I took this course in the Spring of 2010 with Professor Christopher Batten.


Today’s embedded, network, graphics, and server processors already contain tens to hundreds of cores integrated onto just a few chips, and this number will surely increase with future scaling. Chip-level interconnection networks, which connect cores on the same or different chips to each other and to main memory, are becoming a critical design component in terms of performance, power consumption, and programmer productivity. This course will explore the underlying principles and the practical implementation issues for such interconnection networks.

Topics will include network topology, routing algorithms, flow-control strategies, router microarchitecture, performance analysis, and emerging physical technology issues. We will examine applications in message-passing and shared-memory networks for single-chip and multiple-chip multiprocessors.

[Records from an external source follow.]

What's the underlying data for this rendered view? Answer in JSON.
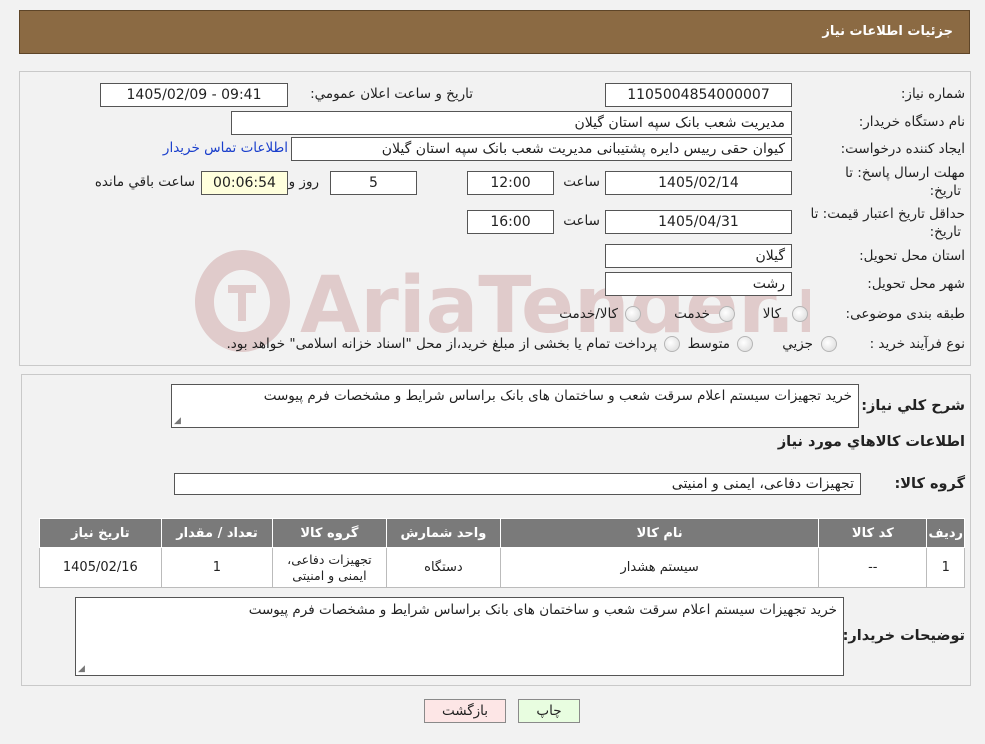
{
  "header": {
    "title": "جزئیات اطلاعات نیاز"
  },
  "form": {
    "need_number_label": "شماره نیاز:",
    "need_number": "1105004854000007",
    "announce_label": "تاریخ و ساعت اعلان عمومي:",
    "announce_value": "1405/02/09 - 09:41",
    "buyer_org_label": "نام دستگاه خريدار:",
    "buyer_org": "مدیریت شعب بانک سپه استان گیلان",
    "creator_label": "ايجاد کننده درخواست:",
    "creator": "کیوان حقی رییس دایره پشتیبانی  مدیریت شعب بانک سپه استان گیلان",
    "contact_link": "اطلاعات تماس خريدار",
    "reply_label_1": "مهلت ارسال پاسخ: تا",
    "reply_label_2": "تاريخ:",
    "reply_date": "1405/02/14",
    "time_label": "ساعت",
    "reply_time": "12:00",
    "days_value": "5",
    "days_label": "روز و",
    "remaining_time": "00:06:54",
    "remaining_label": "ساعت باقي مانده",
    "validity_label_1": "حداقل تاريخ اعتبار قيمت: تا",
    "validity_label_2": "تاريخ:",
    "validity_date": "1405/04/31",
    "validity_time_label": "ساعت",
    "validity_time": "16:00",
    "province_label": "استان محل تحويل:",
    "province": "گیلان",
    "city_label": "شهر محل تحويل:",
    "city": "رشت",
    "category_label": "طبقه بندی موضوعی:",
    "category_options": [
      "کالا",
      "خدمت",
      "کالا/خدمت"
    ],
    "process_label": "نوع فرآيند خريد :",
    "process_options": [
      "جزيي",
      "متوسط"
    ],
    "process_note": "پرداخت تمام يا بخشی از مبلغ خريد،از محل \"اسناد خزانه اسلامی\" خواهد بود."
  },
  "details": {
    "summary_label": "شرح کلي نياز:",
    "summary": "خرید تجهیزات سیستم اعلام سرقت شعب و ساختمان های بانک براساس شرایط و مشخصات فرم پیوست",
    "goods_info_title": "اطلاعات کالاهاي مورد نياز",
    "goods_group_label": "گروه کالا:",
    "goods_group": "تجهیزات دفاعی، ایمنی و امنیتی"
  },
  "table": {
    "headers": [
      "رديف",
      "کد کالا",
      "نام کالا",
      "واحد شمارش",
      "گروه کالا",
      "تعداد / مقدار",
      "تاريخ نياز"
    ],
    "rows": [
      {
        "row": "1",
        "code": "--",
        "name": "سیستم هشدار",
        "unit": "دستگاه",
        "group_1": "تجهیزات دفاعی،",
        "group_2": "ایمنی و امنیتی",
        "qty": "1",
        "date": "1405/02/16"
      }
    ]
  },
  "notes": {
    "label": "توضيحات خريدار:",
    "text": "خرید تجهیزات سیستم اعلام سرقت شعب و ساختمان های بانک براساس شرایط و مشخصات فرم پیوست"
  },
  "buttons": {
    "print": "چاپ",
    "back": "بازگشت"
  },
  "watermark": {
    "text": "AriaTender.neT"
  },
  "colors": {
    "header_bg": "#8b6a43",
    "table_header_bg": "#7a7a7a",
    "link": "#1a3fcc",
    "print_button_bg": "#e8fde0",
    "back_button_bg": "#fde6e6",
    "timer_bg": "#ffffdd"
  }
}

The course will include a mix of lectures and student-led discussion of both classic and modern research papers in the field. Students are expected to read and digest all assigned reading and to articulate their views in class discussion. Students will prepare short reviews of each reading, and will be responsible for leading the discussion and preparing a more comprehensive review of one research paper. There will be one short take-home quiz covering both the lecture material and our class discussions.

In the latter portion of the course, students will work in small groups to design, implement, and evaluate through simulation an interesting research idea related to chip-level interconnection networks. Students are encouraged to select projects that overlap with their own research. Groups will summarize their findings in a conference-style eight-page paper and a 20-minute presentation.